Field of Science

The molecular domestication of amphibian retroviruses - do they play aphysiological role?






Xenopus tropicalis - do recently identified ERVs play a functional role?


ResearchBlogging.orgWe mostly think of viruses of being ‘bad’ and ‘dangerous’ yet there are countless examples of viruses playing a positive role in their host’s life. These symbiotic agents have been co-opted by the host to do something good; some viruses have even been inserted into our genomes and thus are forever tied to our germline and our descendants - sometimes even these viruses can do good. This is the kind of game evolution plays with our viral parasites and us – its generally pretty cruel and inconsiderate but every so often we get something good out of it.

One example of these endogenous viruses is the endogenous retroviruses or ERVs, which are somewhat related to the non-endogenous – ‘exogenous’ – retroviruses that can cause disease in us and other animals (HIV XMRV?). Just to put it into perspective, 8% of our genome is made up of these ERVs and they also make up a large chunk of other vertebrate genomes. The majority of these inserted retroviral genomes have been destroyed by the forces of evolution and thus bear little resemblance to their ‘wild’ cousins; they are not expressed and their sequence shows little homology to other retroviruses. However, some ERVs have changed very little, suggesting an important function may be conserving them – these are expressed and do sort of resemble the exogenous ones. The insertion of a novel ERV sequence into a host’s genome acts as evolutionary raw material allowing significant adaptive functions to arise and a great deal of evidence suggests they can these can even play a physiological role in host biology – this is known as molecular domestication. One interesting example is the ERV role in the mammalian placenta.



A recent paper reports the discovery and characterisation of an amphibian ERV whose genomic organisation is highly conserved making it a good candidate to have a novel physiological function. Investigating the genome of Xenopus tropicalis - an 'African clawed frog', the group discovered a unique DNA sequence that was highly related to a previously characterised Xenopus protein with frost-resistant functions - allowing winter survival in woodland frogs. This 9,551 base-pair DNA sequence not only contained the intact frost-resistant gene but also a full-length retroviral genome with the general organisation of many common ERVs – 5’ LTR-GAG-POL-ENV-3’LTR.

ABSTRACT: We report on the identification and characterization of XTERV1, a full-length endogenous retrovirus (ERV) within the genome of the western clawed frog (Xenopus tropicalis). XTERV1 contains all the basic genetic elements common to ERVs, including the classical 5'-long terminal repeat (LTR)-gag-pol-env-3'-LTR archi- tecture, as well as conserved functional motifs inherent to each retroviral protein.

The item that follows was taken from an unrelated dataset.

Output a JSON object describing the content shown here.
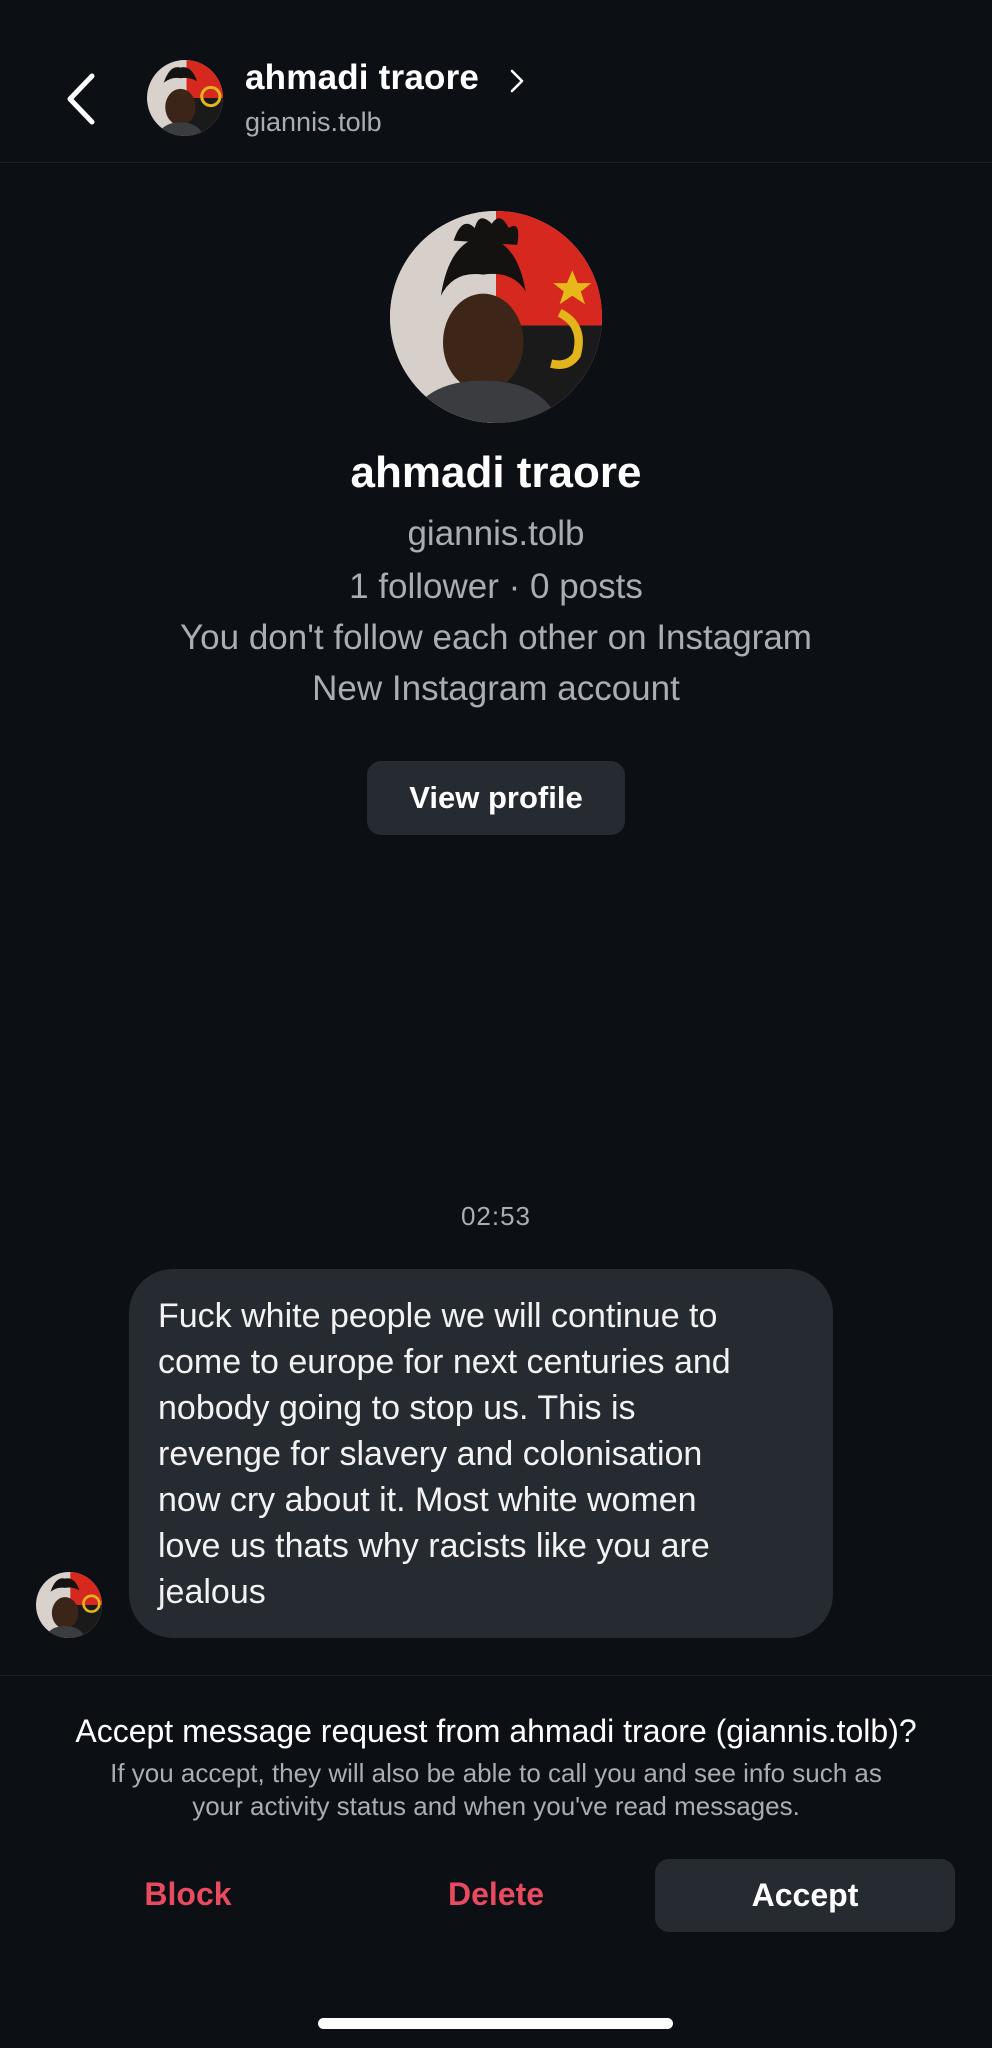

Using phylogenetic analysis, we show that XTERV1 is related to the Epsilonretrovirus genus. The X. tropicalis genome harbors a single full-length copy with intact gag and pol open reading frames that localizes to the centromeric region of chromosome 5. About 10 full-length defective copies of XTERV1 are found interspersed in the genome, and 2 of them could be assigned to chromosomes 1 and 3. We find that XTERV1 genes are zygotically transcribed in a regulated spatiotemporal manner during frog development, including metamorphosis. Moreover, XTERV1 transcription is upregulated under certain cellular stress conditions, including cytotoxic and metabolic stresses. Interestingly, XTERV1 Env is found to be homologous to FR47, a protein upregulated following cold exposure in the freeze-tolerant wood frog (Rana sylvatica). In addition, we find that R. sylvatica FR47 mRNA originated from a retroviral element. We discuss the potential role(s) of ERVs in physiological processes in vertebrates.

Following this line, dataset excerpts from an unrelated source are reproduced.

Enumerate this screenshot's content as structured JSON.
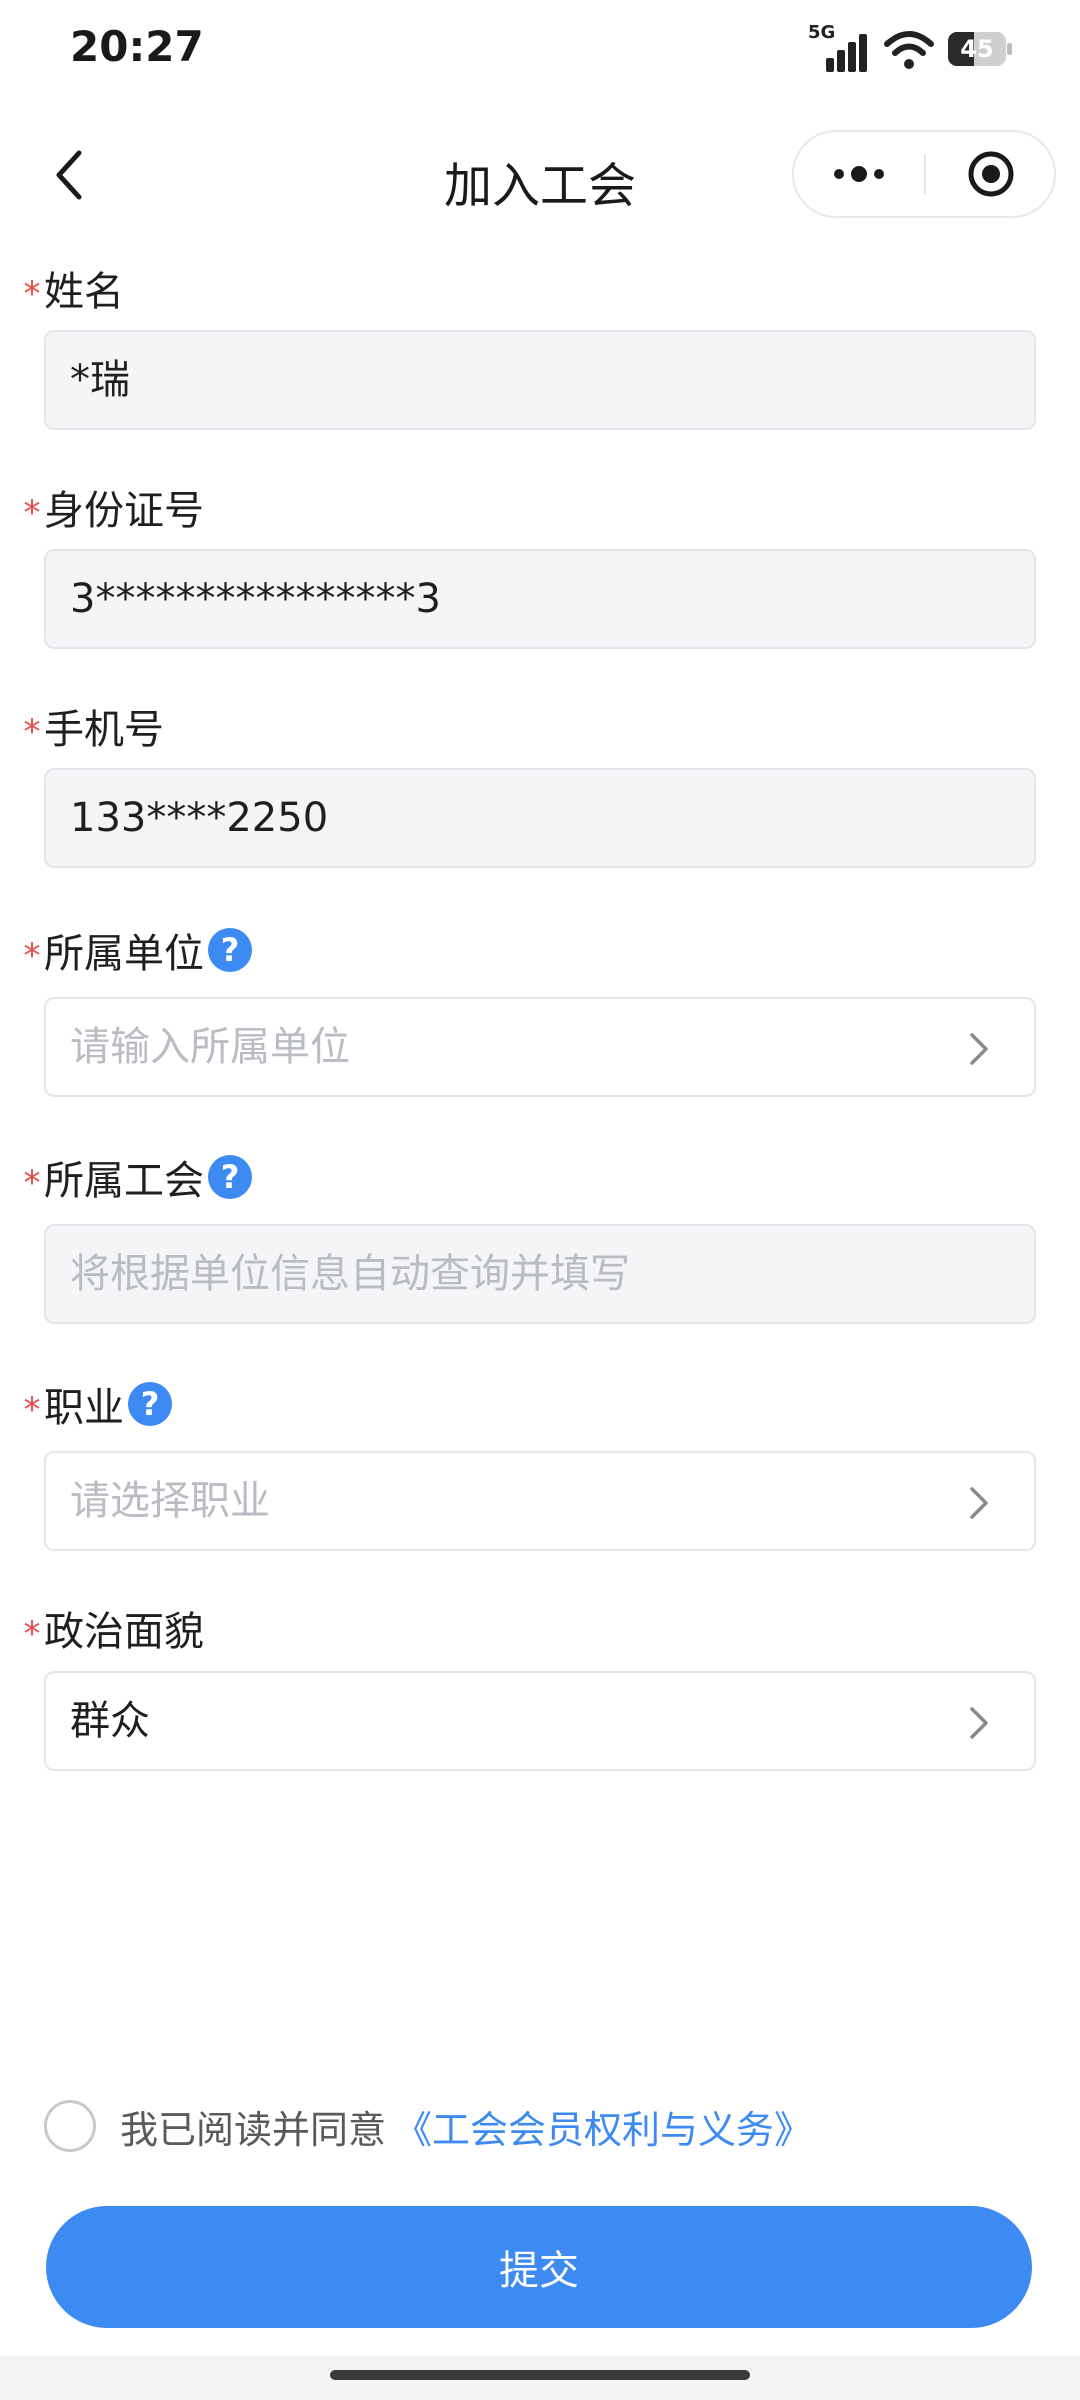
{
  "status_bar": {
    "time": "20:27",
    "network_label": "5G",
    "battery_level": "45",
    "battery_fraction": 0.45
  },
  "nav": {
    "title": "加入工会",
    "back_icon": "chevron-left-icon",
    "more_icon": "more-dots-icon",
    "close_icon": "target-circle-icon"
  },
  "form": {
    "required_mark": "*",
    "help_glyph": "?",
    "name": {
      "label": "姓名",
      "value": "*瑞"
    },
    "id_number": {
      "label": "身份证号",
      "value": "3****************3"
    },
    "phone": {
      "label": "手机号",
      "value": "133****2250"
    },
    "employer": {
      "label": "所属单位",
      "placeholder": "请输入所属单位"
    },
    "union": {
      "label": "所属工会",
      "placeholder": "将根据单位信息自动查询并填写"
    },
    "occupation": {
      "label": "职业",
      "placeholder": "请选择职业"
    },
    "political_status": {
      "label": "政治面貌",
      "value": "群众"
    }
  },
  "agreement": {
    "text": "我已阅读并同意",
    "link": "《工会会员权利与义务》",
    "checked": false
  },
  "submit": {
    "label": "提交"
  },
  "colors": {
    "accent": "#3d8bf2",
    "required": "#e64c4c",
    "placeholder": "#b9bcc3",
    "input_bg_disabled": "#f4f5f7"
  }
}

Following the characterisation of the genome sequence, the group looked whether there any more ERVs like this one in Xenopus genomes  to see if  this a rare example of a highly conserved ERV and were there any other examples of these sequences present? There turned out to be 59 genomic loci with some sort of homology to the newly found ERV however all had significant mutations present rendering them functionally inactive – at least where gene expression is concerned. These sequences were mapped onto Xenopus chromosomes, showing that the intact ERV was present on chromosome and the ‘damaged’ ones were found throughout the genome. This ERV is after all a lone agent in the Xenopus genome - confirmed by these experiments.

Phylogenetic studies were also carried out which suggested that primary retroviral integration occurred roughly 41 million years ago and from then on multiple rounds of movement around the genome or reinfection generated the many mutated copies around the genome. Their results also suggest that this ERV is actively replicating and inserting itself into the genome up to the present day. A cousin of this retrovirus was also found in the closely related X.laevis genome showing that integration occurred prior to the evolutionary separation of these two lineages.

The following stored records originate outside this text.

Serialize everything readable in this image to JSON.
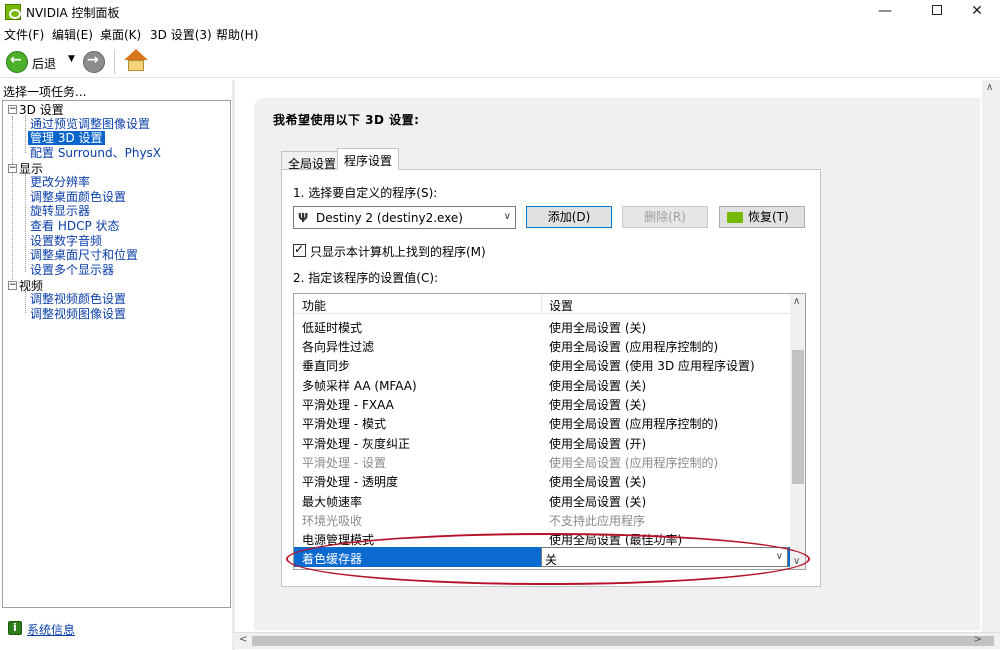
{
  "window": {
    "title": "NVIDIA 控制面板",
    "minimize": "—",
    "close": "✕"
  },
  "menu": [
    "文件(F)",
    "编辑(E)",
    "桌面(K)",
    "3D 设置(3)",
    "帮助(H)"
  ],
  "toolbar": {
    "back_label": "后退"
  },
  "sidebar": {
    "header": "选择一项任务...",
    "groups": [
      {
        "label": "3D 设置",
        "items": [
          "通过预览调整图像设置",
          "管理 3D 设置",
          "配置 Surround、PhysX"
        ]
      },
      {
        "label": "显示",
        "items": [
          "更改分辨率",
          "调整桌面颜色设置",
          "旋转显示器",
          "查看 HDCP 状态",
          "设置数字音频",
          "调整桌面尺寸和位置",
          "设置多个显示器"
        ]
      },
      {
        "label": "视频",
        "items": [
          "调整视频颜色设置",
          "调整视频图像设置"
        ]
      }
    ],
    "selected": "管理 3D 设置",
    "system_info": "系统信息"
  },
  "main": {
    "title": "我希望使用以下 3D 设置:",
    "tabs": [
      "全局设置",
      "程序设置"
    ],
    "active_tab": "程序设置",
    "step1_label": "1. 选择要自定义的程序(S):",
    "program_value": "Destiny 2 (destiny2.exe)",
    "add_button": "添加(D)",
    "remove_button": "删除(R)",
    "restore_button": "恢复(T)",
    "checkbox_label": "只显示本计算机上找到的程序(M)",
    "checkbox_checked": true,
    "step2_label": "2. 指定该程序的设置值(C):",
    "columns": [
      "功能",
      "设置"
    ],
    "rows": [
      {
        "feature": "低延时模式",
        "setting": "使用全局设置 (关)",
        "disabled": false
      },
      {
        "feature": "各向异性过滤",
        "setting": "使用全局设置 (应用程序控制的)",
        "disabled": false
      },
      {
        "feature": "垂直同步",
        "setting": "使用全局设置 (使用 3D 应用程序设置)",
        "disabled": false
      },
      {
        "feature": "多帧采样 AA (MFAA)",
        "setting": "使用全局设置 (关)",
        "disabled": false
      },
      {
        "feature": "平滑处理 - FXAA",
        "setting": "使用全局设置 (关)",
        "disabled": false
      },
      {
        "feature": "平滑处理 - 模式",
        "setting": "使用全局设置 (应用程序控制的)",
        "disabled": false
      },
      {
        "feature": "平滑处理 - 灰度纠正",
        "setting": "使用全局设置 (开)",
        "disabled": false
      },
      {
        "feature": "平滑处理 - 设置",
        "setting": "使用全局设置 (应用程序控制的)",
        "disabled": true
      },
      {
        "feature": "平滑处理 - 透明度",
        "setting": "使用全局设置 (关)",
        "disabled": false
      },
      {
        "feature": "最大帧速率",
        "setting": "使用全局设置 (关)",
        "disabled": false
      },
      {
        "feature": "环境光吸收",
        "setting": "不支持此应用程序",
        "disabled": true
      },
      {
        "feature": "电源管理模式",
        "setting": "使用全局设置 (最佳功率)",
        "disabled": false
      }
    ],
    "selected_row": {
      "feature": "着色缓存器",
      "setting": "关"
    }
  },
  "colors": {
    "nvidia_green": "#76b900",
    "selection_blue": "#0a6ad0",
    "annotation_red": "#b5122a"
  }
}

They next turned their attention to whether this ERV had a functionally active role (is it transcribed; in what tissues and at what points in frog development?) in host biology as observed in other host/ERVs. Using real-time PCR and in situ hybridisaton techniques, the group were able to follow ERV expression throughout X. tropicalis development and assess the level of transcription and tissue localisation and possible infer a physiological function. They noted a highly regulated yet dynamic expression of gag, pol and env expression from fertilisation through metamorphosis (curiously a peak of activity was seen during metamorphosis) and adult life but does this control of expression actually mean something functional or is it merely physiological neutral? This ERV may just be replicating within the host genome without contributing something to host life. In order to understand this, they subjected X. tropicalis tadpoles or cell lines to a number of biological ‘stresses’ e.g. metabolic, temperature and UV stresses. An upregulation of ERV expression was seen upon metabolic and UV stresses and not in temperature – suggesting a fine tuning of its expression in response to a number of stresses. Whether this actually achieved something functionally was not investigated.



A recently discovered retrovirus derived gene in another frog species was found to play a role in protecting frog cells from the effects of freezing conditions. This study, on the backs of that investigation determined that frost-tolerant gene was derived from a highly conserved ERV present within Xenopus genomes. A distinct physiological role for these ERV-derived genes was not validated in this study yet in the future, further characterisation of its expression in vivo under temperature stress should be undertaken. This work underlines the importance that retroviruses and their endogenised cousins play in host cell functioning and evolution. Viruses are not all bad news – sometimes they can help you.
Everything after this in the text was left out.